In DCF valuation (Chart 2), long-term growth rate is assumed to be 4%. Change in working capital is calculated as the average of 1997 and 1996 figure and is assumed to be constant for simplicity. Terminal value is valued at $69,398.1 million and NPV is $51,525 million. Stock price will be $37.07, indicating an exchange ratio at 0.46. This is a very conservative valuation as our DCF price is lower than Amoco’s current market price.
Regarding of multiple valuation (Chart 3), P/E ratio from comparable firms are used, which leads us to an exchange ratio at 0.68. Thus, our estimation for Amoco’s stand-alone value is from $37.07 to $54.69 per share, i.e. 0.46 to 0.68-exchange ratio.
As the acquirer, our basic negotiating strategy is to low the exchange ratio as much as possible. Based on our conservative evaluation of Amoco, our opening exchange ratio is 0.46. For Amoco sides, their opening exchange ratio is 1. The big difference between our opening prices indicates this negotiating process should be tough.
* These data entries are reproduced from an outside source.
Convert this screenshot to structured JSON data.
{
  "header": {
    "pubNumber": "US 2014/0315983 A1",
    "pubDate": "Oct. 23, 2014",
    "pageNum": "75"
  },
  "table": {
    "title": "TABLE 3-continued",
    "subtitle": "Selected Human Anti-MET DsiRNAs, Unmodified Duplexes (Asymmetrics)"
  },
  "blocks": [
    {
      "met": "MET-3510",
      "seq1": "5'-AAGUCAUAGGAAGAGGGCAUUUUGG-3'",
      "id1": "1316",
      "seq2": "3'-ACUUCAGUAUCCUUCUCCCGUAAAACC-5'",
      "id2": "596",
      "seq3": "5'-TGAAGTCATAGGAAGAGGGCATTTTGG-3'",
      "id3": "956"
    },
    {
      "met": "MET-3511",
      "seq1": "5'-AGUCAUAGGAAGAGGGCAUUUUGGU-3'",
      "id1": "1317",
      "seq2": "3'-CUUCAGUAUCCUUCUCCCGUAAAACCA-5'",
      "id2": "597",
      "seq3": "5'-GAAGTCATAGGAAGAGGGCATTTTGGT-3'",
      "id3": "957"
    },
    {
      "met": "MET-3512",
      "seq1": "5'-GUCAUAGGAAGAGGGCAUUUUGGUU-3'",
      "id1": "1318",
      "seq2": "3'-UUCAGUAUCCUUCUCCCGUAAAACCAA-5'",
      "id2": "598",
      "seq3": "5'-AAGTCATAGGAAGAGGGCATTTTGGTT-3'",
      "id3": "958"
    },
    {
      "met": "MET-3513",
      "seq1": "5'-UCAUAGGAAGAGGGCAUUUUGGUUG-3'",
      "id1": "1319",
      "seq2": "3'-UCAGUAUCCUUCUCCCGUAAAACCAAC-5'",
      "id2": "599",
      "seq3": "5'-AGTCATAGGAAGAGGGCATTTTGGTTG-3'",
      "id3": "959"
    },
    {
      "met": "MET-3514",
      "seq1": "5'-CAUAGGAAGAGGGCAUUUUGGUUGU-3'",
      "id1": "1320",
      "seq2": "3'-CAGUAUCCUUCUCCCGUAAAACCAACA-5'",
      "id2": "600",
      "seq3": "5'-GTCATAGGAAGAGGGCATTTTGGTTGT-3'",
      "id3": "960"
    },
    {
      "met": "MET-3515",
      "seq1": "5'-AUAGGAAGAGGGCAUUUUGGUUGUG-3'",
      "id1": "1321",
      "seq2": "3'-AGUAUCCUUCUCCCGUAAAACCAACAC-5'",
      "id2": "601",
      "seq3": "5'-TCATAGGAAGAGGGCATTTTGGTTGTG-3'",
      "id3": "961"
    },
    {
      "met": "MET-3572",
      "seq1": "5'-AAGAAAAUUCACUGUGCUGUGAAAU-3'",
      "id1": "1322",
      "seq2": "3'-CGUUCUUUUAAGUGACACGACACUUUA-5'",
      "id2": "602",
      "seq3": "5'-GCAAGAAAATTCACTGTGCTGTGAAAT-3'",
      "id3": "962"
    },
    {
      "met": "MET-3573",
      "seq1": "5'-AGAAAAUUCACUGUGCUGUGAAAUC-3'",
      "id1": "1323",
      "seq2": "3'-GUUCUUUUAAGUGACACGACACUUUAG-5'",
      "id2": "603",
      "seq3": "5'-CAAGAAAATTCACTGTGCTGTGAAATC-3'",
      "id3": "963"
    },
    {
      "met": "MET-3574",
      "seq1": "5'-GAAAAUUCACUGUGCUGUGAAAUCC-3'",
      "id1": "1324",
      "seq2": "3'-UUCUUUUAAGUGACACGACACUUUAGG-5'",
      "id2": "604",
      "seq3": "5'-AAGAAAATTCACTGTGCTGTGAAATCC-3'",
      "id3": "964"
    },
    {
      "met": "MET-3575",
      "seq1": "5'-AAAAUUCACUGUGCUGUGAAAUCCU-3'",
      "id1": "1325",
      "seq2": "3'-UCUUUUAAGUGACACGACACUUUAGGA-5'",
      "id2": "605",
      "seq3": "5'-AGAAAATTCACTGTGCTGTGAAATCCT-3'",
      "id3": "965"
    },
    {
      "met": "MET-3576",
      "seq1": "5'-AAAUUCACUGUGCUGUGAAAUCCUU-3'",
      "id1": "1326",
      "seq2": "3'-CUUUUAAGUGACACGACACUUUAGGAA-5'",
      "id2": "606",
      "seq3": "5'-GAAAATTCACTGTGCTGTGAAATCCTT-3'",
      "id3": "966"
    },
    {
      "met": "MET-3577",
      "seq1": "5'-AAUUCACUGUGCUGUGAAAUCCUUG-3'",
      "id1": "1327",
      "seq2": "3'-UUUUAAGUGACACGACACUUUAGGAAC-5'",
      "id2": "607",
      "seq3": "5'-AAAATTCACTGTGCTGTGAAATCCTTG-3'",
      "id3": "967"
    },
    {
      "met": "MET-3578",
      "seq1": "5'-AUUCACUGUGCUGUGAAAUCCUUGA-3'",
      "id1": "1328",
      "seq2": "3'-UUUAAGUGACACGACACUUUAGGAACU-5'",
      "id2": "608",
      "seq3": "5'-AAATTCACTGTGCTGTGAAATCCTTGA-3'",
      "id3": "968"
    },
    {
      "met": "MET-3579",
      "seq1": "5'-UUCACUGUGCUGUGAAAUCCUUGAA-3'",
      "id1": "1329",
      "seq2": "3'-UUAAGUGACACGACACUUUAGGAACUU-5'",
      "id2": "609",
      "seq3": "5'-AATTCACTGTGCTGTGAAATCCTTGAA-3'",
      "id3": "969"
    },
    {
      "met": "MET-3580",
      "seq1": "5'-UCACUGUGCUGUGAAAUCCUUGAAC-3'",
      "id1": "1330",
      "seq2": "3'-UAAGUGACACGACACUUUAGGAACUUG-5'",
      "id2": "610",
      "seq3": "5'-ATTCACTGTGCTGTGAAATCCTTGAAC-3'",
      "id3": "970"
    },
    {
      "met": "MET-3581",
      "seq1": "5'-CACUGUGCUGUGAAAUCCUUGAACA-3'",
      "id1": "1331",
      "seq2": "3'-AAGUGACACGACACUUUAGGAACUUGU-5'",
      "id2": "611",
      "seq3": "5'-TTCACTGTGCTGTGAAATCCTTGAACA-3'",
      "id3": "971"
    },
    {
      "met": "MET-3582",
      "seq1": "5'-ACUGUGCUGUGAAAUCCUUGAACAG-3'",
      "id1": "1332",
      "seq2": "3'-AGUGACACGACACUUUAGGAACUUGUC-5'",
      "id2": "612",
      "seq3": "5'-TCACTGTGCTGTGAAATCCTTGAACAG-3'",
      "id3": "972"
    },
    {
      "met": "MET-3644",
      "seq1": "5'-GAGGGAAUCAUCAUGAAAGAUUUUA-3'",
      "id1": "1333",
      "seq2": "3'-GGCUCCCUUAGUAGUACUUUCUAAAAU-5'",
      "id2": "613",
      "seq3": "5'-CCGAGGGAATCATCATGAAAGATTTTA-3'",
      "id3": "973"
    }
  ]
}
First, we checked the discount rate. For us, BP company, we use 8.83%, however, Amoco they use a higher one around 9%. The main difference to calculate the discount rate is that we use the 30-year Treasury rate as risk free rate compared to Amoco used 20-year Treasury rate. Moreover, we use the debt to debt plus equity but they use debt to equity to calculate WACC. To compromise these differences, we agree to use the average discount rate that doesn’t make a large influence of the valuation price. After this, we discussed the most important factor –growth rate. Based on the assumption in the case, we use 4% as terminal growth rate, 2% annual oil demand growth rate plus 2% inflation rate. However, Amoco hold the view that the oil price would grow at 6% in long-term, and it’s hard for both of us to get a compromising rate.
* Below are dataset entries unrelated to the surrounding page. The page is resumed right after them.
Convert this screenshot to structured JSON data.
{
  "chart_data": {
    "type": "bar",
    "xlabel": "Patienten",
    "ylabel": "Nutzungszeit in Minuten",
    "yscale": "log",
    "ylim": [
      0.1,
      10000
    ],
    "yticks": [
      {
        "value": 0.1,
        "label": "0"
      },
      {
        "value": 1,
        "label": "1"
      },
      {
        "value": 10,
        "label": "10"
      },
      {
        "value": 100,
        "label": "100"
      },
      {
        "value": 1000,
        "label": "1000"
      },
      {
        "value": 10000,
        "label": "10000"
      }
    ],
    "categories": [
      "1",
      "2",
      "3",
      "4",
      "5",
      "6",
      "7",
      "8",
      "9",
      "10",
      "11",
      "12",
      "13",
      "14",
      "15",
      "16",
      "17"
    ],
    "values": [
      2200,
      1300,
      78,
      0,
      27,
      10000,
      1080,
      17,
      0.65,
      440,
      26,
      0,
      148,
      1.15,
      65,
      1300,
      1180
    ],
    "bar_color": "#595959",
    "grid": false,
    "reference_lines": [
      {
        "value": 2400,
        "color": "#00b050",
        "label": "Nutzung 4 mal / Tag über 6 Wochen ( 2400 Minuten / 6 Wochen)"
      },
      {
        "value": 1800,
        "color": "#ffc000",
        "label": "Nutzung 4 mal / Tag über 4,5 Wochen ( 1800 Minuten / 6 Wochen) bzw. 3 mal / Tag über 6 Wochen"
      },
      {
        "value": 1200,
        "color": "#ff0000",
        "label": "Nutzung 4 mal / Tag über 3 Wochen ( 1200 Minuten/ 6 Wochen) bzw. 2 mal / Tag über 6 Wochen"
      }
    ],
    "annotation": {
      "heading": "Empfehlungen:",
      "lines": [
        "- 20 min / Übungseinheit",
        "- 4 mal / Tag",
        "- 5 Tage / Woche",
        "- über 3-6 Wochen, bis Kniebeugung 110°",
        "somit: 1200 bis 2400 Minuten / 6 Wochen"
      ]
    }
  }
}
Therefore, we jumped to synergy and currency questions, and we agreed on the synergy that Amoco would bring BP the North America market and BP would use US currency to acquire Amoco’s share. After discussed all these details, we came back to the final offer price. We offered a higher one as exchange rate 0.6. Amoco rejected. Finally, after they thoughtful discussion they offered 0.66 exchange rate or price 52.965 as their final offer, which for us is lower than our walk-away price 65.94. Therefore, we accepted this offer and we both reach our goals to reach the deal and build a good relationship with the other management team.
The previous 959.6m Amoco shares will convert into 633.336m shares of BP ADS equivalent, with the previous 965.6m ADS shares, BP shareholders will take part 60% of the new company, still have majority control over the firm. In this deal, we paid for about 20% premium, which is quite standard and normal. Because synergies from revenue and chemical divisions’ combination are not estimated nor not expected to bring benefit, the main synergy from the merge is 2 billion dollars saving of pretax operating cost.
The value we create for our shareholders is $14,840.06 million (Amoco stand-alone value $46,430 million+ synergy $2 billion – price paid for Amoco $33,538.94). But this number is quite sensitive to a lot of factors, such as future energy demand, oil and gas price, industry growth potentials, ultimately affecting Amoco’s stand-alone and synergy valuation. Please see the chart 4 of sensitive analysis of Amoco’s stand-alone value according to the change of terminal growth rate in the appendices. But even modest assumptions still can lead to positive value created in this deal.